Мамка с папкой долго считали, что я вообще безграмотный, и лет до десяти читали мне вслух мою любимую книгу «Золотой ключик». У меня там и персонаж любимый был — Дуремар. Скажете, несимпатичный, вредный? Ну и что? Главное, он был настоящим врачом. Я это сразу понял. А иначе зачем бы ему таскать из пруда этих маленьких скользких лекарей — пиявок? Не для еды же. Я многим тогда про Дуремара рассказывал, про его талант, про его благородную миссию, но ребята только смеялись, и в итоге меня самого прозвали Дуремаром. А я и не обижался. Я просто пиявок очень любил и все мечтал наловить их целую трехлитровую банку. В наших краях эти загадочные твари — не редкость. Ведь поселок городского типа Нетопочи расположен в болотистой низине, так что в ближайшей округе, помимо Мышуйки, еще целая прорва речушек и маленьких озер.

Короче, лет шести, а то и раньше, я увидал свою первую в жизни пиявку. Помню, соседский парнишка, года на три меня старше, вылез из воды да как завизжит — на ноге у него сидела блестящая жирная змея. Мы же не знали, как ее правильно назвать, а было в той пиявке, думаю, сантиметров двадцать. Родители заплаканного мальчишку домой увели вместе с пиявкой, так что конкретно ее судьба мне неизвестна. Но через несколько дней еще одному шалопаю впиявилась в коленку длинная черная тварь. Он ее сдуру оторвать решил — кровищи было! — ну, и пиявка сдохла, конечно. А мне почему-то не паренька, мне пиявку стало жаль. Но после того случая родители запретили малышам заходить в воду, запугивали страшными рассказами о смертельной опасности и прочей чепухой. Однако некоторые из нас, самые упрямые, все пытались изловить пиявок сачком. Тщетно.

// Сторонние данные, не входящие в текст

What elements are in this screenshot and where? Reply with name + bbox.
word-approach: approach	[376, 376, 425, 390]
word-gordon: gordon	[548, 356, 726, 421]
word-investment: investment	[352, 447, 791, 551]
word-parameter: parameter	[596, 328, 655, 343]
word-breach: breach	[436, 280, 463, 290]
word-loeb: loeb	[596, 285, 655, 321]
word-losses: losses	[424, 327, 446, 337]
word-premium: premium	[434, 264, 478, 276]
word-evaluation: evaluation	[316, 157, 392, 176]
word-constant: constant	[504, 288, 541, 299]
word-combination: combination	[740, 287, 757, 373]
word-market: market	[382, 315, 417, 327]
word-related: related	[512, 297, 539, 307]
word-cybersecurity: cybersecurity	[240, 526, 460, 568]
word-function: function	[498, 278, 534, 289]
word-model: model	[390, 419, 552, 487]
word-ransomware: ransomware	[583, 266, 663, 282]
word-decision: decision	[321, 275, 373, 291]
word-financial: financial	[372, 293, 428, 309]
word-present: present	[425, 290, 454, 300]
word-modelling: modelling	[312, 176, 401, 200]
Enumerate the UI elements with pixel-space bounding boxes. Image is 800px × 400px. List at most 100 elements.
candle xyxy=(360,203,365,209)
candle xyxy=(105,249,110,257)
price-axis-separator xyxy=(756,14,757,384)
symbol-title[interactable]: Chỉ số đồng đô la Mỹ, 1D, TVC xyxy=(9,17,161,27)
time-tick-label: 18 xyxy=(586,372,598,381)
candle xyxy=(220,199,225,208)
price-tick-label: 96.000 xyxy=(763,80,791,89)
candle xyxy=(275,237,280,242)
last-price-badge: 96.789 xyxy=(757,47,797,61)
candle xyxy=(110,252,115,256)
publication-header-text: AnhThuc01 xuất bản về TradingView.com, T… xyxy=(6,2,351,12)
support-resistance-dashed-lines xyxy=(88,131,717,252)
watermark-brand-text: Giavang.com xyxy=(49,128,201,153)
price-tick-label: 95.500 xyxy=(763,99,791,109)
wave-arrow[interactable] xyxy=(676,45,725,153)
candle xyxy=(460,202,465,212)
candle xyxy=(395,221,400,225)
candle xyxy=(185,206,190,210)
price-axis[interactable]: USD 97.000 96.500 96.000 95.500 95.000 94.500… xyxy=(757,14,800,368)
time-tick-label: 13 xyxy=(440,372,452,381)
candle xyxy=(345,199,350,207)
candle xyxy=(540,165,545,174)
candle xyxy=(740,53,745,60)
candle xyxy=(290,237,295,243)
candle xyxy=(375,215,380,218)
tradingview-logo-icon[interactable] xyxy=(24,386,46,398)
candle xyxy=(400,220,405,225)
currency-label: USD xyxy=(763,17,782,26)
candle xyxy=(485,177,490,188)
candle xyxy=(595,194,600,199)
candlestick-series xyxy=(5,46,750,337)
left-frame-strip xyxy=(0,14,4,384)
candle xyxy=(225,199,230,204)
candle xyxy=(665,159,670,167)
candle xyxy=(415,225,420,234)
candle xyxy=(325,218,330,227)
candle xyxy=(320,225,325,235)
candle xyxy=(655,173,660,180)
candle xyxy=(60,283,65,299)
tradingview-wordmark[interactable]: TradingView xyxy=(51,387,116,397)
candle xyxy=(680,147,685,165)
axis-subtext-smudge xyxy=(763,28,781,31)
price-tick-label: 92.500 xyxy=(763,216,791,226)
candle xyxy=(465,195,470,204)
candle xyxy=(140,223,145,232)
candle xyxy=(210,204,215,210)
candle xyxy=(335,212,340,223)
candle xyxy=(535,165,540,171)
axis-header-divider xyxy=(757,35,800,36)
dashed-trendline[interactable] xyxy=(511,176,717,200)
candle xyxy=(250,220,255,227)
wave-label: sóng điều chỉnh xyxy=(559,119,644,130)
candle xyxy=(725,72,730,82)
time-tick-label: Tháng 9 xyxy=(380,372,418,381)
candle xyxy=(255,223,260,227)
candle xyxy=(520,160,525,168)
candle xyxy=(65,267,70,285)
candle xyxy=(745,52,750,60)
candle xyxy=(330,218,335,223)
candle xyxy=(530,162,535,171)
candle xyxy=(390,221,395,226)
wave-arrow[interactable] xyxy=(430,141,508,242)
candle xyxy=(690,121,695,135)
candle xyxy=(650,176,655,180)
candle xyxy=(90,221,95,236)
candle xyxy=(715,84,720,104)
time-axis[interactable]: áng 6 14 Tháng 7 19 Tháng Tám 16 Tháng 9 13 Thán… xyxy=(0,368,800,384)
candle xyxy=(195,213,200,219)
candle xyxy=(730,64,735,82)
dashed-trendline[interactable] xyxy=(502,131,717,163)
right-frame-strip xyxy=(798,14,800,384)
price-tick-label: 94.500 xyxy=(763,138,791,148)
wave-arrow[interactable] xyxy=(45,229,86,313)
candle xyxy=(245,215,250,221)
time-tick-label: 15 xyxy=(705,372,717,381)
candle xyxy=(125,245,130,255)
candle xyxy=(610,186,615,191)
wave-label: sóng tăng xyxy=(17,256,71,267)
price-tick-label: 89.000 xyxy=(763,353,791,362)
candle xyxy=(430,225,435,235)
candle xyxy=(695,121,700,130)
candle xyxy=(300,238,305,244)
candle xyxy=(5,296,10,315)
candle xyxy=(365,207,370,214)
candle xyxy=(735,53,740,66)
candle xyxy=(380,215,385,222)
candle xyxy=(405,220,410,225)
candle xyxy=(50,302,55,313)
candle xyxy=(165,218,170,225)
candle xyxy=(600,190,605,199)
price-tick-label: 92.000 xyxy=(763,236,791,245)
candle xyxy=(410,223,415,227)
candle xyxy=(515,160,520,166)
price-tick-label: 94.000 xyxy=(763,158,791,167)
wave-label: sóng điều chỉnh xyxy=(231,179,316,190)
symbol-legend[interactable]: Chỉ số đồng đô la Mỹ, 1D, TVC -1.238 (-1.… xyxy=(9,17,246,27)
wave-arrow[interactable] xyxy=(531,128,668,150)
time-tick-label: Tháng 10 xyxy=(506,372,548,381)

Таковы первые воспоминания.

Потом прошло несколько лет. В школе я учился с трудом, мне было абсолютно неинтересно все, что там рассказывали. Я продолжал тайком читать книги, но почему-то свято верил: мне безразличны знания учителей, а им — мои. В общем, педагоги считали меня полным тупарем, тянули из класса в класс так, чтобы не портить показатели. А я все готовился огорошить их своей эрудицией, но вопрос — когда? Годы шли, а внутреннего сигнала «Пора!» все не было слышно.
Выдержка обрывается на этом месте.